The key idea is to use the state $\text{AND}_{1,2} \cdot \text{AND}_{1,3} \cdot \text{AND}_{2,3} \cdot \text{AND}_{1,2,3} \cdot |+\rangle^{\otimes 3}$ (where $\text{AND}$ allocates a $|0\rangle$ qubit and then targets it with a NOT gate controlled by the indicated qubits). This state has enough "bells and whistles" on top of the basic $|CCCZ\rangle$ state that you can perform the corrective CCZs that result from the CCCZ teleportation. And also it's possible to turn a $|W_{8}\rangle$ state into this state using only stabilizer operations. The reason this is possible is because you can think of the $|W_{8}\rangle$ state as a one-hot unary encoding of a uniform superposition, it's possible to go from unary to binary using stabilizer operations, and single controls on the one-hot unary representation act like multiple controls on the binary representation.

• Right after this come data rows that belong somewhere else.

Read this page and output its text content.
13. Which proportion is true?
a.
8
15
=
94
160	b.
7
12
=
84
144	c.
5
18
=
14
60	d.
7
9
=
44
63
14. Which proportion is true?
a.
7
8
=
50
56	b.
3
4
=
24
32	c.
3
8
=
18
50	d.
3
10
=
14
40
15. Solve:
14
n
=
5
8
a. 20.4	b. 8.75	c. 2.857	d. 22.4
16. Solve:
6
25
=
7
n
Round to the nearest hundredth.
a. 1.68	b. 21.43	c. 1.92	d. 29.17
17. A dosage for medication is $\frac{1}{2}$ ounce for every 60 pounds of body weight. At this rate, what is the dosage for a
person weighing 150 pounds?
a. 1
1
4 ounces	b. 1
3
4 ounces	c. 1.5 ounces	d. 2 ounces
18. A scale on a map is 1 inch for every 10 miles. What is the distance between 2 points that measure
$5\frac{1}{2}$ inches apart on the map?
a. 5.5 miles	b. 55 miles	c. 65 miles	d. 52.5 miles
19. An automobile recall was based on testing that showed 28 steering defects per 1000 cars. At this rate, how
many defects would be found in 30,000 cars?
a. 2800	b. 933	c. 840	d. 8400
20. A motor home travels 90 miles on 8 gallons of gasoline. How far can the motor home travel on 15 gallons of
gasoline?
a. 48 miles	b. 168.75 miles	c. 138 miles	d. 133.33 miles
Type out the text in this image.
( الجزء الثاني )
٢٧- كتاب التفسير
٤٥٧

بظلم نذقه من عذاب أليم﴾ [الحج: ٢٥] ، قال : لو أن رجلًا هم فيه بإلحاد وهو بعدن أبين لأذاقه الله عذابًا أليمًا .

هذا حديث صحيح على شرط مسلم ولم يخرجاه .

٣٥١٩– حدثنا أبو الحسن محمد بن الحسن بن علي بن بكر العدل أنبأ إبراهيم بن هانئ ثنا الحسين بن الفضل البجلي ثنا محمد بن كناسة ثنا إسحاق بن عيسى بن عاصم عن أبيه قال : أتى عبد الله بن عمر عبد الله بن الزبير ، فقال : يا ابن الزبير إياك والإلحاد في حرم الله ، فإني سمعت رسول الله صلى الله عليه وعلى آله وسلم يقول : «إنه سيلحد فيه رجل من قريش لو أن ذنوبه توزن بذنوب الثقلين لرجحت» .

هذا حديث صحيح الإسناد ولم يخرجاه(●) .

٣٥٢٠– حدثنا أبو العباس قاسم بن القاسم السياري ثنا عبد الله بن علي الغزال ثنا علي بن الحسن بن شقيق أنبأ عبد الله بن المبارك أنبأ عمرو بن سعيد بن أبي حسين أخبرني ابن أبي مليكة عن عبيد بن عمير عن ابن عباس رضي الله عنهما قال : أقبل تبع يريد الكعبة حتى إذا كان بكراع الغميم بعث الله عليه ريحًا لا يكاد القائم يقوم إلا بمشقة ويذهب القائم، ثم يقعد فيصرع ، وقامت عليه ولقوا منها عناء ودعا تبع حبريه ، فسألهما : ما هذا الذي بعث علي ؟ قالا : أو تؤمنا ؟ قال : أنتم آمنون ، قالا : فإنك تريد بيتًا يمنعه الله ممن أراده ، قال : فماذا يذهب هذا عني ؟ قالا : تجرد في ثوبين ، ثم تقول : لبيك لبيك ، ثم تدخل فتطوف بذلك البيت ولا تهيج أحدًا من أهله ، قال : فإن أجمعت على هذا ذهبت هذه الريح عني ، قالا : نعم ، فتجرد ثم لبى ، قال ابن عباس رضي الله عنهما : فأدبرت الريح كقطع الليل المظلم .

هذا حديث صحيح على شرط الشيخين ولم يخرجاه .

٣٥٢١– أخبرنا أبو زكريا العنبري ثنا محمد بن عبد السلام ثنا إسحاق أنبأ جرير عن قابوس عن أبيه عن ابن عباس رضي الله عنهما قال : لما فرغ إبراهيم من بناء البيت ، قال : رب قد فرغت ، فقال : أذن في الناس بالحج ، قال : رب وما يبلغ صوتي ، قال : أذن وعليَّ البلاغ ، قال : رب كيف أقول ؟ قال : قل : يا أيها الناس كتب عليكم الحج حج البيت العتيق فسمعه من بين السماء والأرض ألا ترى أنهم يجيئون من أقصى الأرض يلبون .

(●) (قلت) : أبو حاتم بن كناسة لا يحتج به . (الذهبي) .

Here is a circuit that prepares the state $\text{AND}_{1,2} \cdot \text{AND}_{1,3} \cdot \text{AND}_{2,3} \cdot \text{AND}_{1,2,3} \cdot |+\rangle^{\otimes 3}$ and then consumes it to perform a CCCZ:

enter image description here

And here is a circuit that turns a $|W_{8}\rangle$ state into the state $\text{AND}_{1,2} \cdot \text{AND}_{1,3} \cdot \text{AND}_{2,3} \cdot \text{AND}_{1,2,3} \cdot |+\rangle^{\otimes 3}$:

enter image description here

(Note: the circuit has Toffolis inside one of the controlled XOR gates after the W8 state is prepared, but these Toffolis are uncomputing a value so they can be replaced with measurement based uncomputation.)

Put the two together, and you have a circuit that performs a CCCZ by consuming a $|W_8\rangle$ state.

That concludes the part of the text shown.